Hancock Holding in Gulfport, Miss., reported a lower third-quarter profit, citing a decline in net interest income and higher expenses.

The $21.6 billion-asset company said net income fell 11.6% to $41.2 million, or 52 cents per share, according to a news release.

Net interest income fell 4.1% to $156.8 million, led by a $13 million drop in purchase accounting income. Total loans rose 10.6% to $14.8 billion.

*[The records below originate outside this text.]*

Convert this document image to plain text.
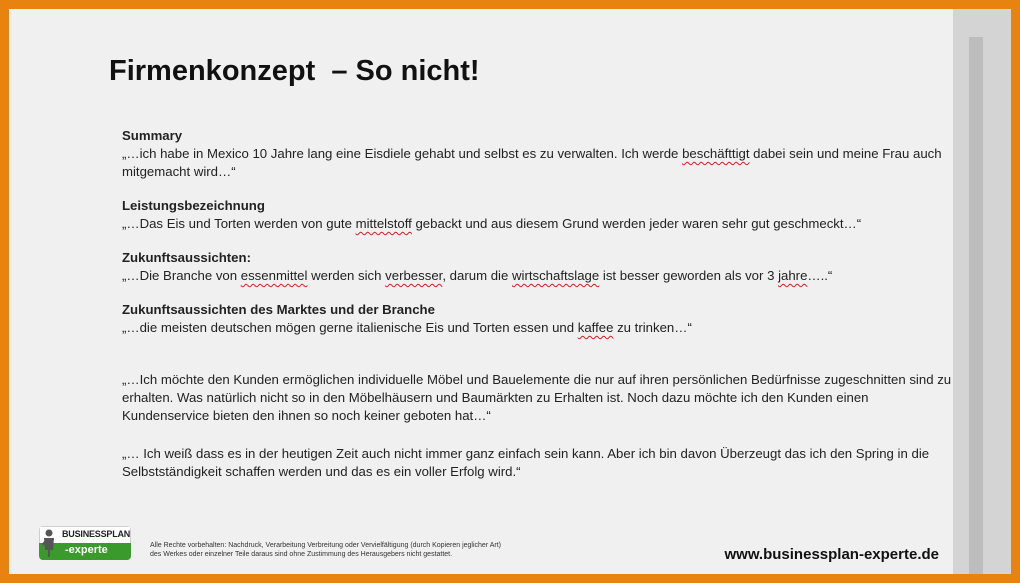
Firmenkonzept  – So nicht!
Summary
„…ich habe in Mexico 10 Jahre lang eine Eisdiele gehabt und selbst es zu verwalten. Ich werde beschäfttigt dabei sein und meine Frau auch mitgemacht wird…“
Leistungsbezeichnung
„…Das Eis und Torten werden von gute mittelstoff gebackt und aus diesem Grund werden jeder waren sehr gut geschmeckt…“
Zukunftsaussichten:
„…Die Branche von essenmittel werden sich verbesser, darum die wirtschaftslage ist besser geworden als vor 3 jahre…..“
Zukunftsaussichten des Marktes und der Branche
„…die meisten deutschen mögen gerne italienische Eis und Torten essen und kaffee zu trinken…“
„…Ich möchte den Kunden ermöglichen individuelle Möbel und Bauelemente die nur auf ihren persönlichen Bedürfnisse zugeschnitten sind zu erhalten. Was natürlich nicht so in den Möbelhäusern und Baumärkten zu Erhalten ist. Noch dazu möchte ich den Kunden einen Kundenservice bieten den ihnen so noch keiner geboten hat…“
„… Ich weiß dass es in der heutigen Zeit auch nicht immer ganz einfach sein kann. Aber ich bin davon Überzeugt das ich den Spring in die Selbstständigkeit schaffen werden und das es ein voller Erfolg wird.“
BUSINESSPLAN
-experte	Alle Rechte vorbehalten: Nachdruck, Verarbeitung Verbreitung oder Vervielfältigung (durch Kopieren jeglicher Art)
des Werkes oder einzelner Teile daraus sind ohne Zustimmung des Herausgebers nicht gestattet.	www.businessplan-experte.de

The net interest margin shrank 53 basis points to 3.28%.

Hancock added $5 million, or about 5 cents per share, to its loan-loss provision to “build the energy reserve,” Chief Executive John Hairston said in the release.

Hancock “remain[s] confident that any credit losses we see today from the low oil prices are reserved for and should not be significant,” Hairston said.

Energy-related loans made up about $1.6 billion, or 11%, of Hancock's loan portfolio, at Sept. 30.

Fee income rose 3.9% to $60.2 million, on lower amortization of the bank's Federal Deposit Insurance Corp. loss-share receivable, and higher fees from investments and annuities, secondary mortgage operations and insurance commissions.

Noninterest expense rose 1.4% to $151.2 million on higher personnel costs and occupancy expense. The efficiency ratio worsened to 65.88%.